Philippinische Haushalte mit Ersparnissen sanken im vierten Quartal

Philippinische Zentralbank (BSP)

Manila, Philippinen – Philippinische Haushalte mit Ersparnissen fielen im vierten Quartal 2017 auf 35,6 Prozent von 36,8 Prozent im Vorquartal, teilte die philippinische Zentralbank (BSP) am Freitag, 8. Dezember 2017, mit.

Die Befragten nannten Notfälle, Bildung, Krankenhausaufenthalt, Ruhestand, Investitionen und Immobilienkäufe für den Rückgang ihrer Ersparnisse.

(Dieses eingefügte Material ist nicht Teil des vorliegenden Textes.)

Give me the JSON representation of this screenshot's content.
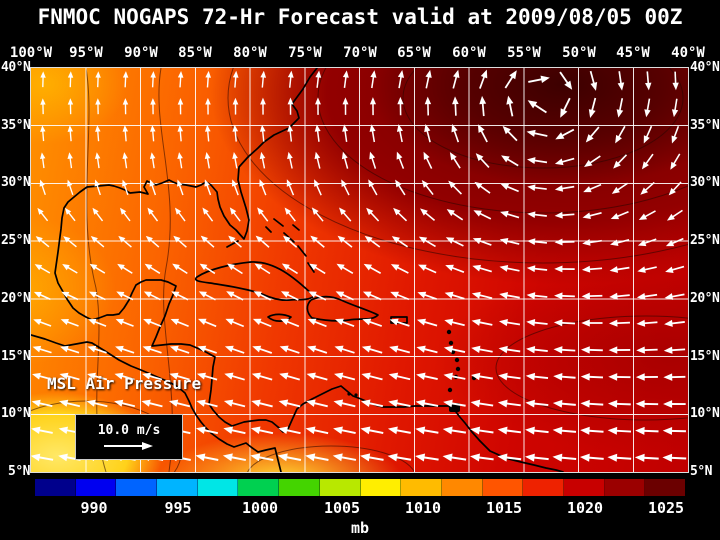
{
  "title": "FNMOC NOGAPS 72-Hr Forecast valid at 2009/08/05 00Z",
  "map": {
    "field_label": "MSL Air Pressure",
    "wind_scale": "10.0 m/s",
    "lon_labels": [
      "100°W",
      "95°W",
      "90°W",
      "85°W",
      "80°W",
      "75°W",
      "70°W",
      "65°W",
      "60°W",
      "55°W",
      "50°W",
      "45°W",
      "40°W"
    ],
    "lat_labels_left": [
      "40°N",
      "35°N",
      "30°N",
      "25°N",
      "20°N",
      "15°N",
      "10°N",
      "5°N"
    ],
    "lat_labels_right": [
      "40°N",
      "35°N",
      "30°N",
      "25°N",
      "20°N",
      "15°N",
      "10°N",
      "5°N"
    ]
  },
  "colorbar": {
    "unit": "mb",
    "tick_labels": [
      "990",
      "995",
      "1000",
      "1005",
      "1010",
      "1015",
      "1020",
      "1025"
    ],
    "colors": [
      "#00008c",
      "#0000f0",
      "#0064ff",
      "#00b4ff",
      "#00e6e6",
      "#00d050",
      "#44d400",
      "#b8e800",
      "#ffee00",
      "#ffbb00",
      "#ff8800",
      "#ff5500",
      "#ee2200",
      "#c80000",
      "#9b0000",
      "#6b0000"
    ]
  },
  "theme": {
    "background": "#000000",
    "text": "#ffffff"
  }
}
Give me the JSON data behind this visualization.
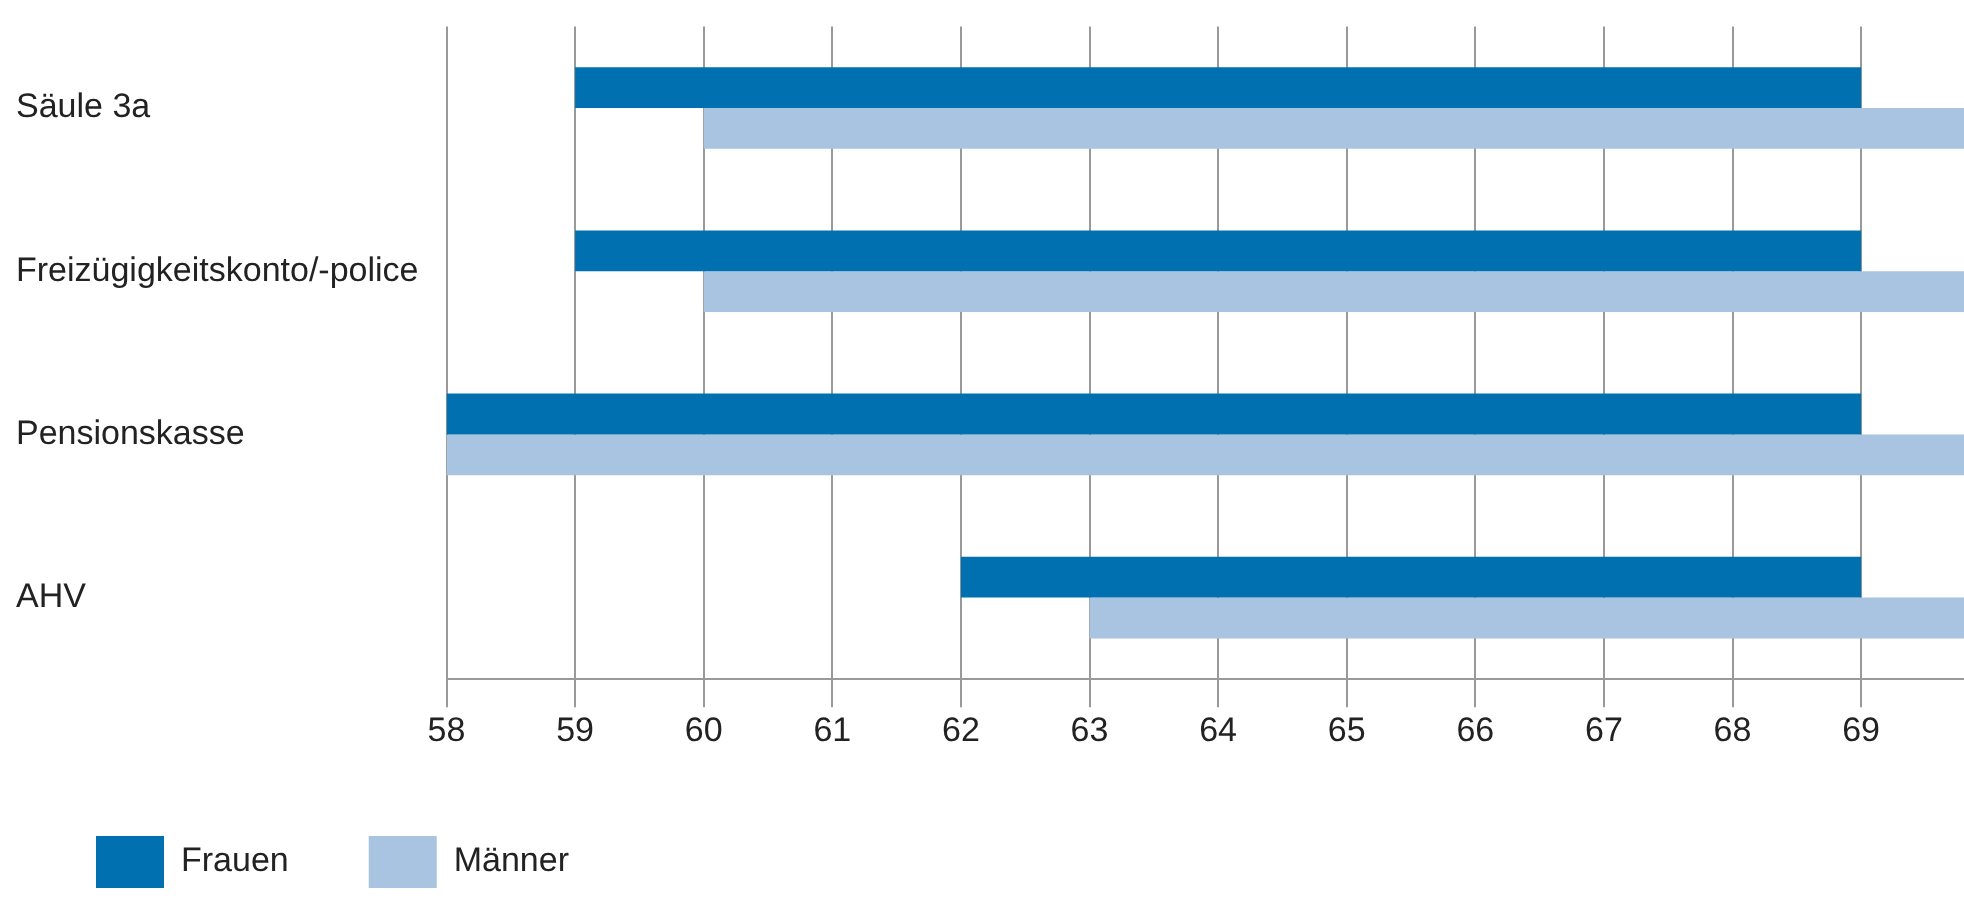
{
  "chart_data": {
    "type": "bar",
    "orientation": "horizontal",
    "categories": [
      "Säule 3a",
      "Freizügigkeitskonto/-police",
      "Pensionskasse",
      "AHV"
    ],
    "series": [
      {
        "name": "Frauen",
        "color": "#0070b0",
        "base": [
          59,
          59,
          58,
          62
        ],
        "values": [
          10,
          10,
          11,
          7
        ]
      },
      {
        "name": "Männer",
        "color": "#a8c4e0",
        "base": [
          60,
          60,
          58,
          63
        ],
        "values": [
          9.8,
          9.8,
          11.8,
          6.8
        ]
      }
    ],
    "xlim": [
      58,
      69.8
    ],
    "xticks": [
      58,
      59,
      60,
      61,
      62,
      63,
      64,
      65,
      66,
      67,
      68,
      69
    ],
    "grid": "x",
    "legend": "bottom left"
  }
}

Laut der Verbrauchererwartungsumfrage (Consumer Expectations Survey – CES) haben fast zwei Drittel oder 65,4 Prozent der Haushalte Banksparkonten, während 45,6 Prozent der Haushalte ihr Geld zu Hause behalten.

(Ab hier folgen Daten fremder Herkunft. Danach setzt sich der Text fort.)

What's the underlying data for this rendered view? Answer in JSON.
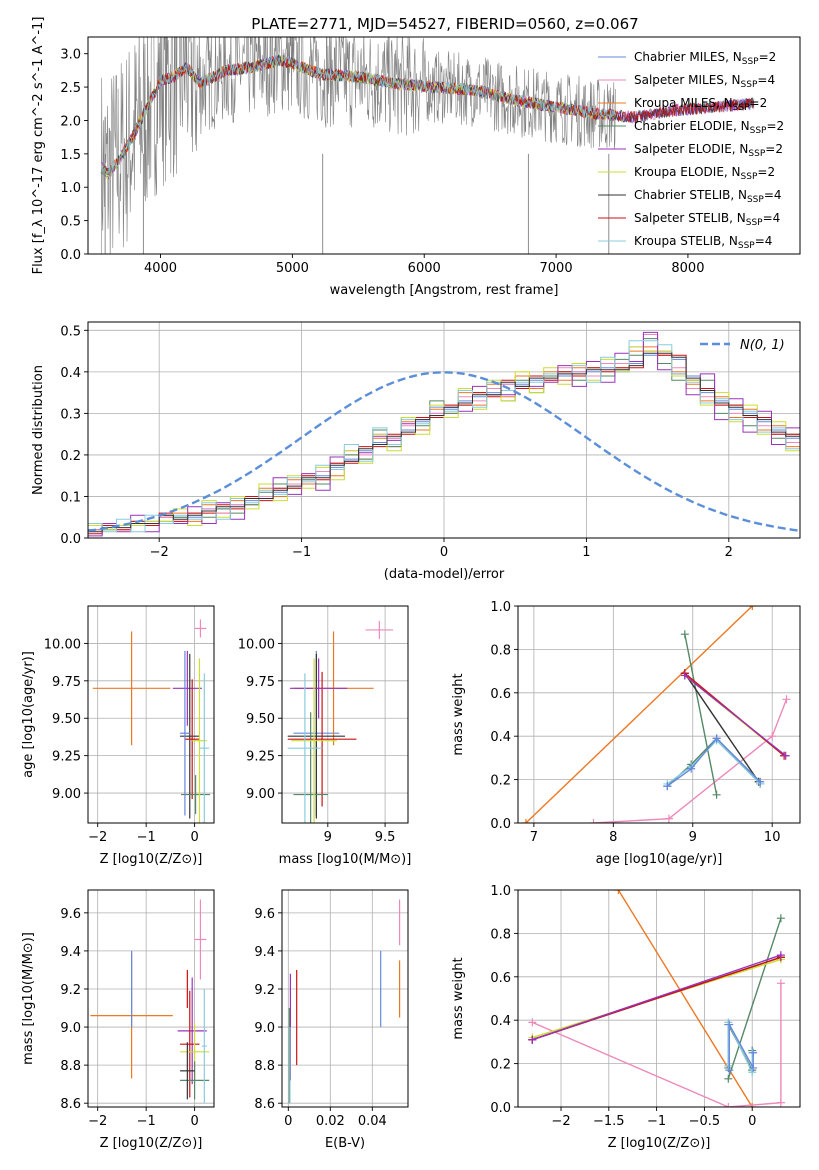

Familien, die sagten, sie könnten einen Teil ihres monatlichen Bruttoeinkommens sparen, fielen von 40,3 Prozent im dritten Quartal auf 37,1 Prozent.

Darüber hinaus gaben 97,2 Prozent der Haushalte, die im vierten Quartal 2017 Überweisungen von Wanderarbeitnehmern erhielten, an, dass sie das Geld, das sie für Nahrungsmittel und andere Bedürfnisse erhielten, vollständig ausgegeben haben.

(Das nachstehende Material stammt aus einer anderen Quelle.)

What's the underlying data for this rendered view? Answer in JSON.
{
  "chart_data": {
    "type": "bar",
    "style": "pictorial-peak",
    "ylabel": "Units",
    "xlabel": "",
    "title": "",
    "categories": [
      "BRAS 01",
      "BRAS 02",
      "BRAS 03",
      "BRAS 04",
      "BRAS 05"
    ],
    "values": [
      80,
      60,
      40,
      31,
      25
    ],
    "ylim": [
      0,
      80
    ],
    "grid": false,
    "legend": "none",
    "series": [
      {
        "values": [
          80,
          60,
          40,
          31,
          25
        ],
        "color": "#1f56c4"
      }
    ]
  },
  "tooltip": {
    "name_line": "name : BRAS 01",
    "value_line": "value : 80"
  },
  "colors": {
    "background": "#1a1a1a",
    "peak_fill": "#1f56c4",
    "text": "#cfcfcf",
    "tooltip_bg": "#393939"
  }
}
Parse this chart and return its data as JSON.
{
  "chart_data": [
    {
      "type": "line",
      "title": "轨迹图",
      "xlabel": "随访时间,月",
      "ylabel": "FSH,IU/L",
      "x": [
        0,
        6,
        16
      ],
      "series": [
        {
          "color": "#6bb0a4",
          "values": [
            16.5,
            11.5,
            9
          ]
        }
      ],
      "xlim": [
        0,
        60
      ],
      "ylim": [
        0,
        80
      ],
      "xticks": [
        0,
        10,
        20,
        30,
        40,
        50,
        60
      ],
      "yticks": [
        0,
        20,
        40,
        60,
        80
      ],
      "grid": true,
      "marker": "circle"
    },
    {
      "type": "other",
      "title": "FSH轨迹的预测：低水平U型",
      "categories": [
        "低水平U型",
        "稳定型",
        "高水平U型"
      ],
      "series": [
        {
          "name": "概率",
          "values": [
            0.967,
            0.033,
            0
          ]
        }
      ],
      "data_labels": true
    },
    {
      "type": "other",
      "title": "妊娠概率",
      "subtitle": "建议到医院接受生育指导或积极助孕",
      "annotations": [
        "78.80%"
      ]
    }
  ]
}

Die Zahl der Haushalte, die einen Teil des Geldes für Bildung, langlebige Konsumgüter, Wohnungen und Investitionen erhielten, ging zurück.

Diejenigen, die sagten, dass sie einen Teil des Geldes ausgaben, das sie für medizinische Ausgaben, Schuldenzahlungen, den Kauf von Kraftfahrzeugen und Ersparnissen erhalten hatten, nahmen zu.